The collection of time lines where such disasters have occurred is known as the Blight, and the rare ones where the Earth survives are known as Blight Insulars, or BI's. BI-1 is the Imperium, where, by rare chance, the Maxoni-Cocini drive was successfully developed. The Imperium has become rich and powerful by trading with time lines beyond the Blight. BI-3 is Bayard's home world, where the technology never developed. The raids are coming from BI-2, a chaotic world where war has swept the planet for generations, and which was not believed to have the Maxoni-Cocini drive. That version of Earth is currently ruled by a dictator, who happens to be Brion Bayard.
Bayard undergoes extensive training to substitute for his double, presumably after killing him, and take over the other government, shutting off the raids. The plan falls through almost as soon as he arrives in the new world. For some reason, almost nobody believes in his impersonation. The reason becomes apparent when he meets the other Bayard, who had lost both legs in a battle years before, but who has concealed that fact from the public.
However, this other Bayard is not the evil dictator he is portrayed to be. He greets his double as a brother, and tells him how he became dictator to save what was left of shattered world. He knows nothing of the raids on the Imperium. The two Bayards talk over a gourmet meal and discover they have much in common, including similar histories.
Bayard the dictator is abruptly assassinated by the real conspirators, who are working for power-hungry factions in the Imperium itself, using stolen technology. Bayard himself is scheduled for a showy execution, after suitable amputation surgery, to allow the conspiracy to consolidate its hold on their world by publicly eliminating the dictator. Eventually he is able to escape back to the Imperium and expose the conspirators. Offered a chance to return to his Earth, or become a high-ranking Imperium officer, he looks at the noble lady who has become so important to him, and declares, "Home is where the heart is."
There are three sequels to this novel. They are The Other Side of Time (1965), Assignment in Nowhere (1968), and Zone Yellow (1990).

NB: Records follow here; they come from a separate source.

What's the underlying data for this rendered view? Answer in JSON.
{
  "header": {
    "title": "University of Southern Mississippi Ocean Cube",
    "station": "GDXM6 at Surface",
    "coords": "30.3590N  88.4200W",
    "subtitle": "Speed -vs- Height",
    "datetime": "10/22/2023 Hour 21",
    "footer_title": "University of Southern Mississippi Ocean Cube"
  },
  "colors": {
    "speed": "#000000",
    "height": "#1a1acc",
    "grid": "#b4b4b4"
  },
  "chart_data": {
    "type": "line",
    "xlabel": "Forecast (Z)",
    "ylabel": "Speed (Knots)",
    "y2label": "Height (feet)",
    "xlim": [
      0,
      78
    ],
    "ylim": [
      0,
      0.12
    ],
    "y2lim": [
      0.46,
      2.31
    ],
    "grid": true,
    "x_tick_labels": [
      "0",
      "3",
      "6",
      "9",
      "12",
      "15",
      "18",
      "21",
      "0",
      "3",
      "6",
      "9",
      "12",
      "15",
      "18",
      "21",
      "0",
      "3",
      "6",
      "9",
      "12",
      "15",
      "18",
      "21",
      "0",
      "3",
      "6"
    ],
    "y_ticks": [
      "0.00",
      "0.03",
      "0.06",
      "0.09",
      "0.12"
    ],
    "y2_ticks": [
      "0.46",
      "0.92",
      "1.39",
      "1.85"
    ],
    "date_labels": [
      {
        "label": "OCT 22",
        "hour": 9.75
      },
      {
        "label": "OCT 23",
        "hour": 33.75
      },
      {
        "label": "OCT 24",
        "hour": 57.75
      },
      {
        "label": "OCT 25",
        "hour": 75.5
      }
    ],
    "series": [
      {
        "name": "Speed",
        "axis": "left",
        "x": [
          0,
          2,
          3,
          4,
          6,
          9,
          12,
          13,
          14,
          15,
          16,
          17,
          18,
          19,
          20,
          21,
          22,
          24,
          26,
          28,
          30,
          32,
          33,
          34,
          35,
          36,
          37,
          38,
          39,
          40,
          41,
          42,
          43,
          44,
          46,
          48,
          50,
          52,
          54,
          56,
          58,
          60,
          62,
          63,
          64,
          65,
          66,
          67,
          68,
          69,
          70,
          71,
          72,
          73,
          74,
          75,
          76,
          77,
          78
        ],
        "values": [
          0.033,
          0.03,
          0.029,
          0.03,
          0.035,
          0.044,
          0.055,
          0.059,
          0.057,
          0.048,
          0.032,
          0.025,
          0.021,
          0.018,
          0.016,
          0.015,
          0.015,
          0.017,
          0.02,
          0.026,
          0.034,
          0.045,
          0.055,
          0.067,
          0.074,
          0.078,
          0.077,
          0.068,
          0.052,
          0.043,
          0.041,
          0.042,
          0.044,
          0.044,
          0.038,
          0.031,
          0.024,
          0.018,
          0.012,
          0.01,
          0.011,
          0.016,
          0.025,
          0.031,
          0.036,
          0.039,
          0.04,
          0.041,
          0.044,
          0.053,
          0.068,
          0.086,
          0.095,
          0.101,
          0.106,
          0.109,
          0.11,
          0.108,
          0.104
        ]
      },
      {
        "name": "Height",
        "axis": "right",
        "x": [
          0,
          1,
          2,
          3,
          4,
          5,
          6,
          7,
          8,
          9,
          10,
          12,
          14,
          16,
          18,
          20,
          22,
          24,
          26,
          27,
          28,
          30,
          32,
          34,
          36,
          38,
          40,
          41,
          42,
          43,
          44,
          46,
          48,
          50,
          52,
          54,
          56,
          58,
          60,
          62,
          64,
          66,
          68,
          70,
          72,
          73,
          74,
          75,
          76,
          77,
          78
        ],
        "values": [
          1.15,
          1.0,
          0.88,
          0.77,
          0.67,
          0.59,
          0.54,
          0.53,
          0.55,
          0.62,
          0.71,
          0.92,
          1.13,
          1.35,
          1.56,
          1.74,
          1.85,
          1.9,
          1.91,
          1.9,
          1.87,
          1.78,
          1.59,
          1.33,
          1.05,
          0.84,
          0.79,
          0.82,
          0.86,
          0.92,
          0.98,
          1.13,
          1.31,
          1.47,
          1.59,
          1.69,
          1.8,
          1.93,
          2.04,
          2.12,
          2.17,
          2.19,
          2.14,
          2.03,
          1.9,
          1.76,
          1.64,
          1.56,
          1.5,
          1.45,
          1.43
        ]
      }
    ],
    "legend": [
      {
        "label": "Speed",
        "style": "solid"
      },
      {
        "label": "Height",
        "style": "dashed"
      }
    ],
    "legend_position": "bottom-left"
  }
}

The collection A Century of Science Fiction contains a vignette by Laumer titled Worlds of the Imperium (Extract), which does not appear in the published novel. It depicts a scene of a man with a hoe standing over a plant, and describes the eerie and horrific changes as the same scene shifts across parallel universes. The man becomes an armored beast as the plant becomes ever more hostile and ferocious, and then by degrees the scene shifts back to a man, albeit with green skin and horns, standing with a hoe. The scene may have been inspired by the well-known painting and poem.